Já, aliás, sustentava Alberto dos Reis (obra citada, 385) que o juiz só deve indeferir a petição inicial, (...), quando a improcedência da pretensão do autor for tão evidente que se torne inútil qualquer instrução e discussão posterior, isto é, quando o seguimento do processo não tenha razão alguma de ser, seja desperdício manifesto de actividade judicial.
Vejamos pois,
Dispõe o art. do 40 do CIRE relativamente à questão dos autos:
1 - Podem opor embargos à sentença declaratória da insolvência:
a) O devedor em situação de revelia absoluta, se não tiver sido pessoalmente citado;
b) O cônjuge, os ascendentes ou descendentes e os afins em 1.° grau da linha recta da pessoa singular considerada insolvente, no caso de a declaração de insolvência se fundar na fuga do devedor relacionada com a sua falta de liquidez;
c) O cônjuge, herdeiro, legatário ou representante do devedor, quando o falecimento tenha ocorrido antes de findo o prazo para a oposição por embargos que ao devedor fosse lícito deduzir, nos termos da alínea a);
d) Qualquer credor que como tal se legitime;
e) Os responsáveis legais pelas dívidas do insolvente;
f) Os sócios, associados ou membros do devedor.

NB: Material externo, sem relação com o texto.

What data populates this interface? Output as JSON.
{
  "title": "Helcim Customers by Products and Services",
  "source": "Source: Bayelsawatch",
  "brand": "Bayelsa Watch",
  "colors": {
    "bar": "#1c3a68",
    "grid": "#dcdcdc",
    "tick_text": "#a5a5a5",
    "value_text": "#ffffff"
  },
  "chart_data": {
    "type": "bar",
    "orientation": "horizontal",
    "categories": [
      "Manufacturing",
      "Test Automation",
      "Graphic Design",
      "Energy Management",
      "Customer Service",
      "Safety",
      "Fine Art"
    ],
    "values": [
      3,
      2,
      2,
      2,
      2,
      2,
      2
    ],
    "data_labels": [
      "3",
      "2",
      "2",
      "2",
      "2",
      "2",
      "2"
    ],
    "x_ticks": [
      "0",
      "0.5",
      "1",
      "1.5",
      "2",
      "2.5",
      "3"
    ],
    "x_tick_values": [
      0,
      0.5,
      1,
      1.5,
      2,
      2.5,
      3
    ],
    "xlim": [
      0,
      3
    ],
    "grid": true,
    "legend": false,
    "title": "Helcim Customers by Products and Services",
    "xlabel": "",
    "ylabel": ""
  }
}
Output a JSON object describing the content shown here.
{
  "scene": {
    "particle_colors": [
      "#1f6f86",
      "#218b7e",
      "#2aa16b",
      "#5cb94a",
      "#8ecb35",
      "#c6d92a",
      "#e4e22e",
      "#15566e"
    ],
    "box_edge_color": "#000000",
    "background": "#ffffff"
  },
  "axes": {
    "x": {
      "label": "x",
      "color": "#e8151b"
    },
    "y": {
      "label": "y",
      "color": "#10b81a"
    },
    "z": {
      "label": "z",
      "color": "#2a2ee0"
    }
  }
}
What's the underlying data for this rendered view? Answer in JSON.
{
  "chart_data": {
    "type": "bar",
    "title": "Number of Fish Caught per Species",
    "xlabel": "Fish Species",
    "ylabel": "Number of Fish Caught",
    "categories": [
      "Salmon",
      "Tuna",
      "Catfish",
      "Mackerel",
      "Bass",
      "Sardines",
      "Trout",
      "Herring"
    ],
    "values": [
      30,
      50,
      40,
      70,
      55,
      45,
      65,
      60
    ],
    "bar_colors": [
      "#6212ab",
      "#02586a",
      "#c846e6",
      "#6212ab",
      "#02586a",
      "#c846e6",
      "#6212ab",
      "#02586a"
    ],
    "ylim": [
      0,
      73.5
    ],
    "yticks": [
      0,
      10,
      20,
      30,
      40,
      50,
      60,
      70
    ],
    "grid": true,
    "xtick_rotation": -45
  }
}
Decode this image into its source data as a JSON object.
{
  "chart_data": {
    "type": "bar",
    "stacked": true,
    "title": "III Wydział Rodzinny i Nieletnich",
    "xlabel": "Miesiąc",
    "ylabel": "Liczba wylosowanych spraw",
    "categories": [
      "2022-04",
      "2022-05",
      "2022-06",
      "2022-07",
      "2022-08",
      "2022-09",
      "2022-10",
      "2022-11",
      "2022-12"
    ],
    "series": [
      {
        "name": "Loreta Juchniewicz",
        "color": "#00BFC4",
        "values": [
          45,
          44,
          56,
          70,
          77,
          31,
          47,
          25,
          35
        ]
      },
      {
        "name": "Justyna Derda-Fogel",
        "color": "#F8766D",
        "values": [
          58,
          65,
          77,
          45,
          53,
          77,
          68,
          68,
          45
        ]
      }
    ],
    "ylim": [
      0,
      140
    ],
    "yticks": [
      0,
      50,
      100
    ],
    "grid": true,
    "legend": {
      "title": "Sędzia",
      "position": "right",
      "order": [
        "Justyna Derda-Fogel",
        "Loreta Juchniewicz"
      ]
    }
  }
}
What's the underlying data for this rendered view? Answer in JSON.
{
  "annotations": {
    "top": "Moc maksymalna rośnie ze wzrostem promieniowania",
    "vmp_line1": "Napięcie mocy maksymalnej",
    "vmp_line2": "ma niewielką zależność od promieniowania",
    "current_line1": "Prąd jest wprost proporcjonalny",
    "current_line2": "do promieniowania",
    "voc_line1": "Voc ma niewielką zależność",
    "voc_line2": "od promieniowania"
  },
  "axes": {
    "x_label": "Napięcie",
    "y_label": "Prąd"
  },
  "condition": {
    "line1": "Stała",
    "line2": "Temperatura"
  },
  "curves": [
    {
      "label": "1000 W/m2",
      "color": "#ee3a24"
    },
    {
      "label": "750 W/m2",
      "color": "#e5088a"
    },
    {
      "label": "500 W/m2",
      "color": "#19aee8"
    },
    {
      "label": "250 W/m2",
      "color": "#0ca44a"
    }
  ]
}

2 - Os embargos devem ser deduzidos dentro dos 5 dias subsequentes à notificação da sentença ao embargante ou ao fim da dilação aplicável, e apenas são admissíveis desde que o embargante alegue factos ou requeira meios de prova que não tenham sido tidos em conta pelo tribunal e que possam afastar os fundamentos da declaração de insolvência.
Defendeu o recorrente que sempre teria legitimidade para embargar porquanto o mesmo, na qualidade de sócio gerente da insolvente, é também responsável legal pelas dívidas da insolvente (vide,neste contexto, o disposto no artigo 6°, n.° 2, do CIRE).
No no n° 1 do artigo 129° do CPEREF, já se previa essa possibiidade do devedor que tivesse sido declarado em situação de falência pudesse opor embargos à sentença declaratória nos seguintes tremos: «quando haja razões de facto ou de direito que afectem a sua regularidade ou real fundamentação.
E que, a reapreciação, em embargos à sentença falimentar, não possui fundamentos taxativos, podendo assentar em factos ou razões de direito que justifiquem a revisão do decidido. Desencadeia, por conseguinte, a reapreciação da razoabilidade da declaração de falência, seja pela invocação de novos factos, seja pela reconsideração dos já ponderados na sentença da falência.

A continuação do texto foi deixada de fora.